Ik legde die vraag voor aan Lenton zelf, die mij wees op een nieuw artikel dat binnenkort gepubliceerd wordt in Nature Sustainability, met als implicatie dat zelfs zonder een tipping cascade een groot deel van de aarde minder bewoonbaar wordt: https://www.biorxiv.org/content/10.1101/2022.06.07.495131v1
Dit artikel zegt o.a.:
“The costs of climate change are often estimated in monetary terms, but this raises ethical issues. Here we express them in terms of numbers of people left outside the ‘human climate niche’ – defined as the historically highly-conserved distribution of relative human population density with respect to mean annual temperature (MAT). We show that climate change has already put ~8% of people (>500 million) outside this niche. By end-of-century (2080-2100), current policies leading to around 2.7 °C global warming could leave one third (21-42% or 2-4 billion) of a future 9.5 billion population outside the niche. Limiting global warming to 1.5 °C could halve this exposure, reducing it by ~1.5 billion people… Overall, our results illustrate the huge potential human cost and the great inequity of climate change – without having considered exposure to e.g., sea-level rise. They also inform discussions of loss and damage. The worst-case scenarios of ~3.6 °C or even ~4.4 °C global warming could put half of the world population outside the historical climate niche, posing an existential risk. The ~2.7 °C global warming expected under current policies puts around a third of world population outside the niche.”

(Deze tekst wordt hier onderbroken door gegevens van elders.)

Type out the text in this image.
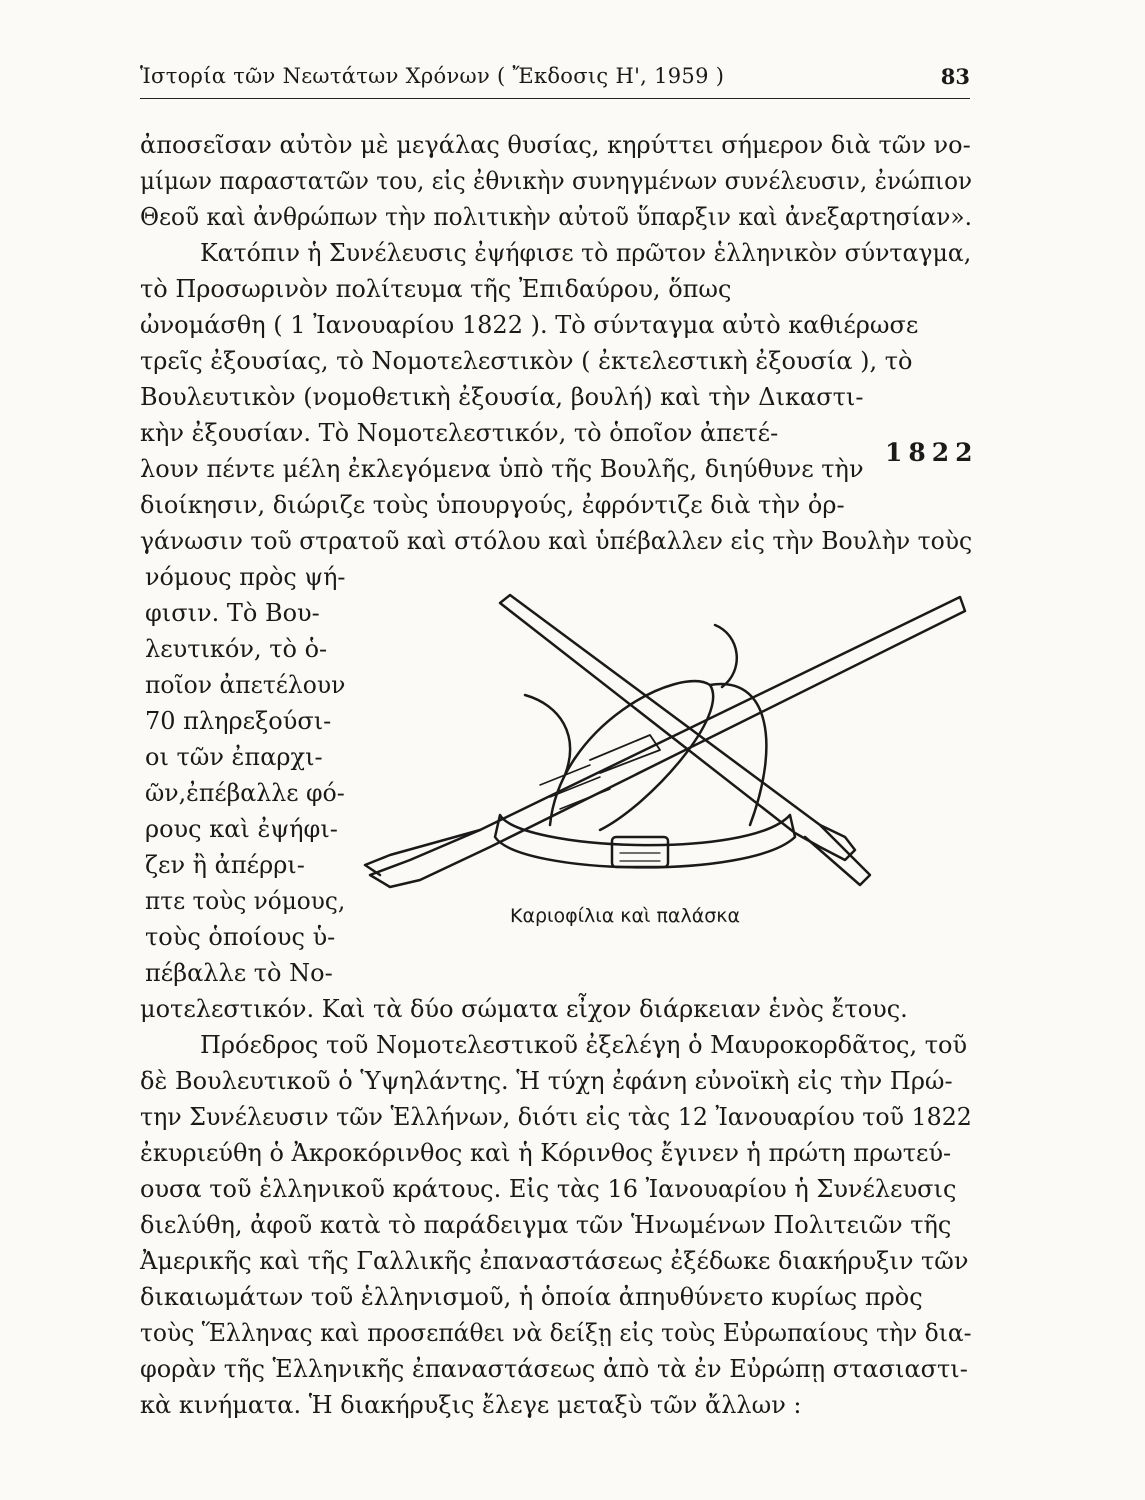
Ἱστορία τῶν Νεωτάτων Χρόνων ( Ἔκδοσις Η', 1959 )	83
ἀποσεῖσαν αὐτὸν μὲ μεγάλας θυσίας, κηρύττει σήμερον διὰ τῶν νο-
μίμων παραστατῶν του, εἰς ἐθνικὴν συνηγμένων συνέλευσιν, ἐνώπιον
Θεοῦ καὶ ἀνθρώπων τὴν πολιτικὴν αὐτοῦ ὕπαρξιν καὶ ἀνεξαρτησίαν».
Κατόπιν ἡ Συνέλευσις ἐψήφισε τὸ πρῶτον ἑλληνικὸν σύνταγμα,
τὸ Προσωρινὸν πολίτευμα τῆς Ἐπιδαύρου, ὅπως
ὠνομάσθη ( 1 Ἰανουαρίου 1822 ). Τὸ σύνταγμα αὐτὸ καθιέρωσε
τρεῖς ἐξουσίας, τὸ Νομοτελεστικὸν ( ἐκτελεστικὴ ἐξουσία ), τὸ
Βουλευτικὸν (νομοθετικὴ ἐξουσία, βουλή) καὶ τὴν Δικαστι-
κὴν ἐξουσίαν. Τὸ Νομοτελεστικόν, τὸ ὁποῖον ἀπετέ-
λουν πέντε μέλη ἐκλεγόμενα ὑπὸ τῆς Βουλῆς, διηύθυνε τὴν
διοίκησιν, διώριζε τοὺς ὑπουργούς, ἐφρόντιζε διὰ τὴν ὀρ-
γάνωσιν τοῦ στρατοῦ καὶ στόλου καὶ ὑπέβαλλεν εἰς τὴν Βουλὴν τοὺς
1822
νόμους πρὸς ψή-
φισιν. Τὸ Βου-
λευτικόν, τὸ ὁ-
ποῖον ἀπετέλουν
70 πληρεξούσι-
οι τῶν ἐπαρχι-
ῶν,ἐπέβαλλε φό-
ρους καὶ ἐψήφι-
ζεν ἢ ἀπέρρι-
πτε τοὺς νόμους,
τοὺς ὁποίους ὑ-
πέβαλλε τὸ Νο-
Καριοφίλια καὶ παλάσκα
μοτελεστικόν. Καὶ τὰ δύο σώματα εἶχον διάρκειαν ἑνὸς ἔτους.
Πρόεδρος τοῦ Νομοτελεστικοῦ ἐξελέγη ὁ Μαυροκορδᾶτος, τοῦ
δὲ Βουλευτικοῦ ὁ Ὑψηλάντης. Ἡ τύχη ἐφάνη εὐνοϊκὴ εἰς τὴν Πρώ-
την Συνέλευσιν τῶν Ἑλλήνων, διότι εἰς τὰς 12 Ἰανουαρίου τοῦ 1822
ἐκυριεύθη ὁ Ἀκροκόρινθος καὶ ἡ Κόρινθος ἔγινεν ἡ πρώτη πρωτεύ-
ουσα τοῦ ἑλληνικοῦ κράτους. Εἰς τὰς 16 Ἰανουαρίου ἡ Συνέλευσις
διελύθη, ἀφοῦ κατὰ τὸ παράδειγμα τῶν Ἡνωμένων Πολιτειῶν τῆς
Ἀμερικῆς καὶ τῆς Γαλλικῆς ἐπαναστάσεως ἐξέδωκε διακήρυξιν τῶν
δικαιωμάτων τοῦ ἑλληνισμοῦ, ἡ ὁποία ἀπηυθύνετο κυρίως πρὸς
τοὺς Ἕλληνας καὶ προσεπάθει νὰ δείξῃ εἰς τοὺς Εὐρωπαίους τὴν δια-
φορὰν τῆς Ἑλληνικῆς ἐπαναστάσεως ἀπὸ τὰ ἐν Εὐρώπῃ στασιαστι-
κὰ κινήματα. Ἡ διακήρυξις ἔλεγε μεταξὺ τῶν ἄλλων :
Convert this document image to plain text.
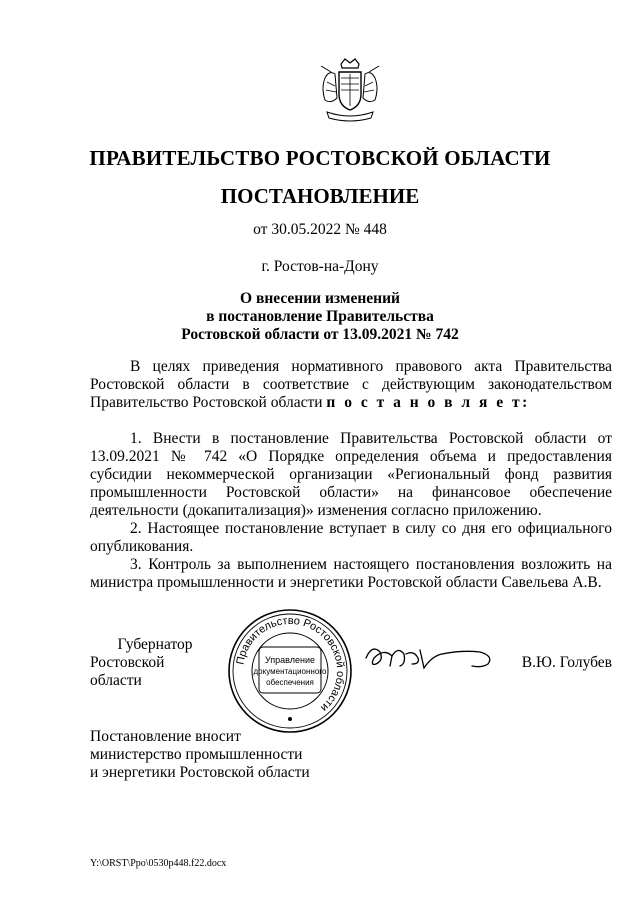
ПРАВИТЕЛЬСТВО РОСТОВСКОЙ ОБЛАСТИ
ПОСТАНОВЛЕНИЕ
от 30.05.2022 № 448
г. Ростов-на-Дону
О внесении изменений
в постановление Правительства
Ростовской области от 13.09.2021 № 742

В целях приведения нормативного правового акта Правительства Ростовской области в соответствие с действующим законодательством Правительство Ростовской области п о с т а н о в л я е т:

1. Внести в постановление Правительства Ростовской области от 13.09.2021 № 742 «О Порядке определения объема и предоставления субсидии некоммерческой организации «Региональный фонд развития промышленности Ростовской области» на финансовое обеспечение деятельности (докапитализация)» изменения согласно приложению.

2. Настоящее постановление вступает в силу со дня его официального опубликования.

3. Контроль за выполнением настоящего постановления возложить на министра промышленности и энергетики Ростовской области Савельева А.В.

Губернатор
Ростовской области
Правительство Ростовской области
Управление
документационного
обеспечения
В.Ю. Голубев
Постановление вносит
министерство промышленности
и энергетики Ростовской области
Y:\ORST\Ppo\0530p448.f22.docx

Een existentieel risico voor mogelijk de helft van de wereldbevolking impliceert ook een existentieel risico voor de rest van de mensheid in de huidige intensief samenhangende wereldsamenleving. Kan de wereld daarmee letterlijk onbewoonbaar worden? Waarschijnlijk niet. Maar onbewoonbaar in de zin van grotendeels veel minder leefbaar? Waarschijnlijk wel. Dat als “pure nonsens” afdoen, zoals Keulemans doet, zonder enige onderbouwing, lijkt mij meer op desinformatie lijken dan de (altijd te nuanceren) uitspraak van Klaver. Of zie je dat anders?
LikeLike
Dag Lennart, hartelijk dank voor je woorden! Goed om te horen dat jij er zaterdag ook bij was.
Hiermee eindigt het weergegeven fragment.